Outsourcing im Mittelstand

Fehler sind teuer

26.01.2006
Von 
Winfried Gertz ist Journalist in München. Er arbeitet in einem Netzwerk von zahlreichen Anbietern kreativer Dienstleistungen. Das Spektrum reicht von redaktioneller Hörfunk- und Fernsehproduktion über professionelle Fotografie bis zu Werbetexten für Industrieunternehmen und Non-Profit-Organisationen.

Doch solche Sorgen sind oft hausgemacht. Wer für die Suche nach einem angemessenen Partner keine Zeit aufbringt und in die Vertragsverhandlung zu wenig Sorgfalt investiert, darf sich nicht wundern, eines Tages wie die Münchener Südfleisch GmbH in existenzbedrohende Situationen zu geraten. Deren Lieferwagen, erinnert sich ein Insider, der nicht genannt werden möchte, konnte einen Tag lang nicht den Hof verlassen, weil plötzlich der Lieferscheindrucker ausgefallen war. Statt den unterbrochenen Geschäftsprozess umgehend wieder in Gang zu setzen, ergriff der für den Rechenzentrumsbetrieb zuständige Outsourcing-Partner erst dann die Initiative, als man in den beiden Chefetagen schon zum Nahkampf übergegangen war. Die Bilanz: ein Umsatzausfall empfindlichen Ausmaßes, gefolgt von einem langwierigen Rechtsstreit über unzureichend fixierte vertragliche Leistungen.
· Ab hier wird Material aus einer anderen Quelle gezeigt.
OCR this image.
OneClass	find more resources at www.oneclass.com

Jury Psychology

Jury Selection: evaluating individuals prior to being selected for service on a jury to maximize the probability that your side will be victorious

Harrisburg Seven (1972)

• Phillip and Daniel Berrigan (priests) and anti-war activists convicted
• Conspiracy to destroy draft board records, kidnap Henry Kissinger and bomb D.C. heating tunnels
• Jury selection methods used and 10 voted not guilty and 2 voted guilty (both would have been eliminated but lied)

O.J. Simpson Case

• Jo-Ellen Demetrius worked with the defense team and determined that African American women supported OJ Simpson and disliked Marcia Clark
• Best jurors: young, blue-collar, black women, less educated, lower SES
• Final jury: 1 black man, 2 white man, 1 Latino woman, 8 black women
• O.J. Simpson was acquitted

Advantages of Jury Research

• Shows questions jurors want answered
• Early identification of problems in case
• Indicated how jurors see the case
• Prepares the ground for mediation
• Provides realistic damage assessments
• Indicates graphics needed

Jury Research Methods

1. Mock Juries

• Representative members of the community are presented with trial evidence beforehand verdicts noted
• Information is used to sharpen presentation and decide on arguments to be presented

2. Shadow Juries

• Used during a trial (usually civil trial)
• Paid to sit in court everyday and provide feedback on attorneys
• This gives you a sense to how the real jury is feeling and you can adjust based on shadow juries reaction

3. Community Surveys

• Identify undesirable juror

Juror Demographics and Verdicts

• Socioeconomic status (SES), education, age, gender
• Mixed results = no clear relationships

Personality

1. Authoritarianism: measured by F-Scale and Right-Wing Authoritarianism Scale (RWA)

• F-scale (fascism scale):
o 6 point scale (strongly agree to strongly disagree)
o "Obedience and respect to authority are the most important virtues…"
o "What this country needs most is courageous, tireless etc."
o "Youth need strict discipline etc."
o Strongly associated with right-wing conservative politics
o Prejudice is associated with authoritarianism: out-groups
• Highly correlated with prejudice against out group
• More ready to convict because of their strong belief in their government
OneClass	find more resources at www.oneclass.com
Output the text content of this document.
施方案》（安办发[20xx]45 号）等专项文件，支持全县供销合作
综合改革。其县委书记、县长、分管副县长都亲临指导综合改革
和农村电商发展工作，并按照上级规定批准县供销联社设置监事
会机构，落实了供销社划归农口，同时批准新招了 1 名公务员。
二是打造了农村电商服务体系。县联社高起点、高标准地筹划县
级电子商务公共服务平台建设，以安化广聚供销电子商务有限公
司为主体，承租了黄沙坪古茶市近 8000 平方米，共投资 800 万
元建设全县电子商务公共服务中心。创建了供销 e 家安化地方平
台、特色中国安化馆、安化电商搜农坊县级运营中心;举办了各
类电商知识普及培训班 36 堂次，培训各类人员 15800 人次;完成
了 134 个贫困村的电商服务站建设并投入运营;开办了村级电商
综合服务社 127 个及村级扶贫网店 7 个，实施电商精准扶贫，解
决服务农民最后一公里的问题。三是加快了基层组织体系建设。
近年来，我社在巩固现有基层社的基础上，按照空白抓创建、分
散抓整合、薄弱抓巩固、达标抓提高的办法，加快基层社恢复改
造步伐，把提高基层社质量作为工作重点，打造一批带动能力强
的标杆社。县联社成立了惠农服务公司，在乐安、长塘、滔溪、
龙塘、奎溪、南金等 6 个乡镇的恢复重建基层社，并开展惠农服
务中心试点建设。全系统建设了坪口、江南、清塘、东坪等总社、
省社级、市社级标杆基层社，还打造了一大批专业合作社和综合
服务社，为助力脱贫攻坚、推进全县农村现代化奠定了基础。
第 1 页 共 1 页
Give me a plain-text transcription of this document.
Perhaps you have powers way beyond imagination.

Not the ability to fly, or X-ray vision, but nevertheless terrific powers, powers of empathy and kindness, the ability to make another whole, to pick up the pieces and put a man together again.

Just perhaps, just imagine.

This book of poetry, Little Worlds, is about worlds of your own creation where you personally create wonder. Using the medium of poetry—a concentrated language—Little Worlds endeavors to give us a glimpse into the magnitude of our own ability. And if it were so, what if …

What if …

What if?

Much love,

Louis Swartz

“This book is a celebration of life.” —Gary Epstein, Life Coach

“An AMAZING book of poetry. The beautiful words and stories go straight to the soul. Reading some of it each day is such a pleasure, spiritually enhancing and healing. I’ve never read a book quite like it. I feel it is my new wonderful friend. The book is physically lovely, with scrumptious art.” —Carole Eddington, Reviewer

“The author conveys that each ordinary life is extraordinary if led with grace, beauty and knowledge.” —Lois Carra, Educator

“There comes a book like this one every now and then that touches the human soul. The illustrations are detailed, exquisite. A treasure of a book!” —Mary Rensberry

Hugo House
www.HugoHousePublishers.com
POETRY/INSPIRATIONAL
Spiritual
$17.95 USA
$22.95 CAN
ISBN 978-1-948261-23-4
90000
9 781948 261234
Die Ursache für solche Katastrophen ist oft mangelndes Gespür für die Bedeutung der IT auf Seiten der Anwender. "Unprofessionell gesteuerte Informationstechnik", warnt Rechtsanwalt Joachim Schrey von der auf IT- und Outsourcing-Recht spezialisierten Frankfurter Kanzlei Clifford Chance, "kann die Existenz eines Betriebs gefährden." Schrey entwirft ein Szenario, das jeden Mittelständler aufrütteln müsste: Könnten etwa die rund 380 Anwälte, mit denen Clifford Chance in Deutschland pro Jahr rund 160 Millionen Euro Umsatz erwirtschaftet, wegen eines IT-Problems nur einen Tag nicht arbeiten, gingen rund 800000 Euro Umsatz verloren. Kein Pappenstiel für mittelständische Firmen. Schrey malt den Teufel an die Wand: "Kommt das öfter vor, geht es ans Eingemachte."

Existenz steht auf dem Spiel

Marktbeobachtern zufolge lässt dieses Problembewusstsein bei den meisten mittelständischen Unternehmern zu wünschen übrig. Häufig interessieren sie sich weder für das in Betrieb befindliche IT-Inventar noch für die Frage, welch wichtige Rolle die Systeme eigentlich für ihre Geschäftsprozesse spielen. Vielen behagt die Informationstechnik einfach nicht, sie wollen sich lieber heute als morgen davon trennen. Statt die IT-Landschaft, wie Rodgers die zentrale Vorbereitung aufs Outsourcing konkretisiert, erst zu sanieren und dann zu konsolidieren, "werden diese Aufgaben dem Dienstleister überlassen, was nicht ratsam ist". Viele Unternehmer freilich, meint zumindest die Softwareentwicklerin Gisela Bolbrügge, "wollen schlicht Kosten sparen".

Doch mit dieser Strategie komme man nicht weit, erläutert die Geschäftsführerin der PerfectMatch GmbH aus dem oberbayerischen Garching. Während die Obhut über historisch gewachsene heterogene Landschaften mit vielen Schnittstellen nicht ohne ausführliche Vorbereitung an einen Dienstleister übertragen werden dürfe, drohten die Unternehmen zudem "Business-Know-how zu verlieren, das in Anwendungen steckt, die obendrein oft schlecht dokumentiert sind und deren Entwickler häufig nicht mehr in der Firma arbeiten".

Eine zu starre Fixierung auf den vermeintlichen Kostenvorteil beim Outsourcing ist aber selbst unter finanziellen Aspekten völlig haltlos, wie Karl Heinrichs, Rechenzentrumsleiter einer norddeutschen Dienstleistungsfirma, erläutert. Aufwendungen für die Mehrwertsteuer und den Personalbedarf zur Steuerung des Dienstleisters einschließlich dessen angestrebter Eigenkapitalrendite machen Outsourcing zu einem teuren Vergnügen. "Diese Kosten sind ohne jeglichen Mehrwert für das auslagernde Unternehmen." Trotz der eher ungünstigen Voraussetzungen nimmt der Wunsch, sich von Teilen der IT zu trennen, unter mittelständischen Firmen unvermindert zu. Laut einer aktuellen Studie des Niedersächsischen Industrie- und Handelskammertages (NIKH) wollen Entscheider nicht nur Kosten sparen.